THE SKY READS TO ME,
BUT PRONOUNCES UNFAMILIAR WORDS.
ITS THE spirit OF THE LAND, BUT I DON'T UNDERSTAND,
BECAUSE MY TEACHERS WERE NOT TAUGHT.
Modern society is disengaged. We are disconnected from the natural world, estranged from and suspicious of each other, hiding from ourselves behind false personas. My contemporary work addresses mindfulness and spirituality in a health conscious way that re-establishes connections through nature.
Art has always been a piece of me, and in return, I am constantly putting myself into the work. My personal travel experiences, philosophies of health, and understanding of community greatly influence each piece. Though I fear I am not doing enough as a young adult in a world of chaos, I still push to instill hope, educate, and continue sharing a story through art that needs to be told. I intend to inspire conversations about society's demands of the environment and incorporate nature to educate and ground the mind. In this way, I directly link health to nature and create a dialogue to answer: Can art recreate a balance between humans and the natural world?

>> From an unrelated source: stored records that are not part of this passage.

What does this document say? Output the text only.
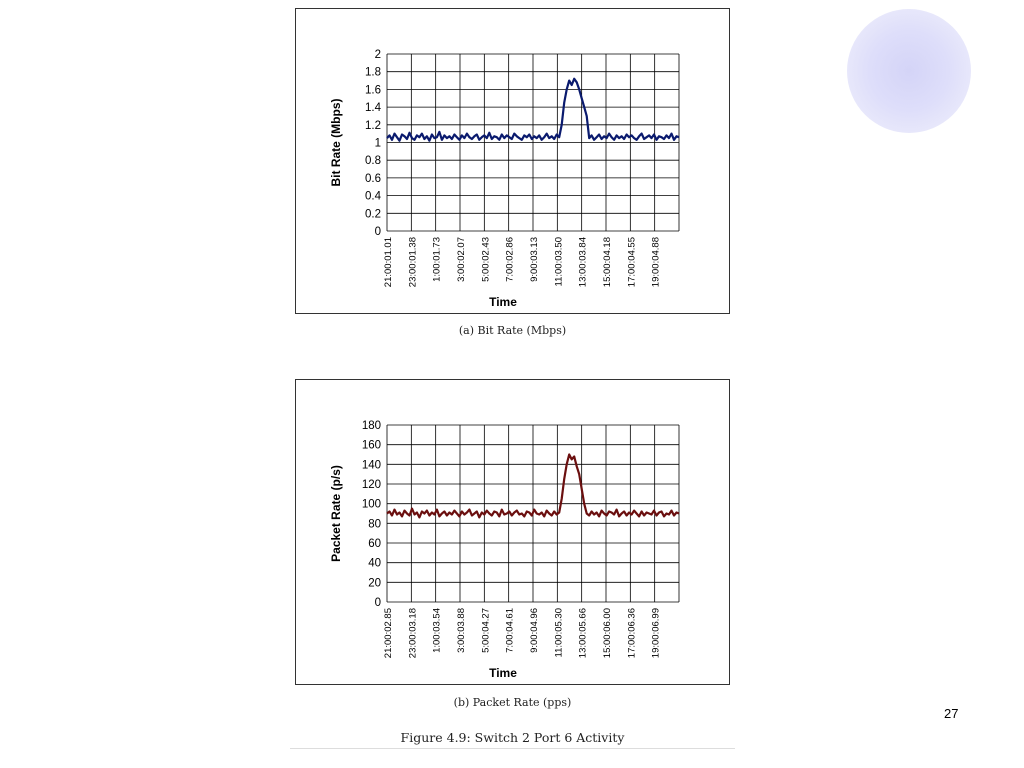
0
0.2
0.4
0.6
0.8
1
1.2
1.4
1.6
1.8
2
21:00:01.01 23:00:01.38 1:00:01.73 3:00:02.07 5:00:02.43 7:00:02.86 9:00:03.13 11:00:03.50 13:00:03.84 15:00:04.18 17:00:04.55 19:00:04.88
Time
Bit Rate (Mbps)
(a) Bit Rate (Mbps)
0
20
40
60
80
100
120
140
160
180
21:00:02.85 23:00:03.18 1:00:03.54 3:00:03.88 5:00:04.27 7:00:04.61 9:00:04.96 11:00:05.30 13:00:05.66 15:00:06.00 17:00:06.36 19:00:06.99
Time
Packet Rate (p/s)
(b) Packet Rate (pps)
Figure 4.9: Switch 2 Port 6 Activity
27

A majority of my work takes the shape of sculptural forms, though I keep an interdisciplinary mindset that merges mediums such as wood, metal, glass, stone, paper, and fibers. These materials are sustainably sourced in an environmentally conscious way and selected for the specific story I want the piece to share. I feel as though the process, from inception to culmination, needs to be intentional, and that begins with sourcing the materials. Creation is then influenced by inviting other outside sources to take a part in the artistic process whether it be elements of nature, other individuals, communities significant to the piece, or intentionally manipulating materials that can further facilitate the conversation. The process, in addition to the final piece, is paramount to connect myself as the artist and other contributors to the natural environment. My aim is to question whether the object or the experience is more important, whether the individual or the community take precedence.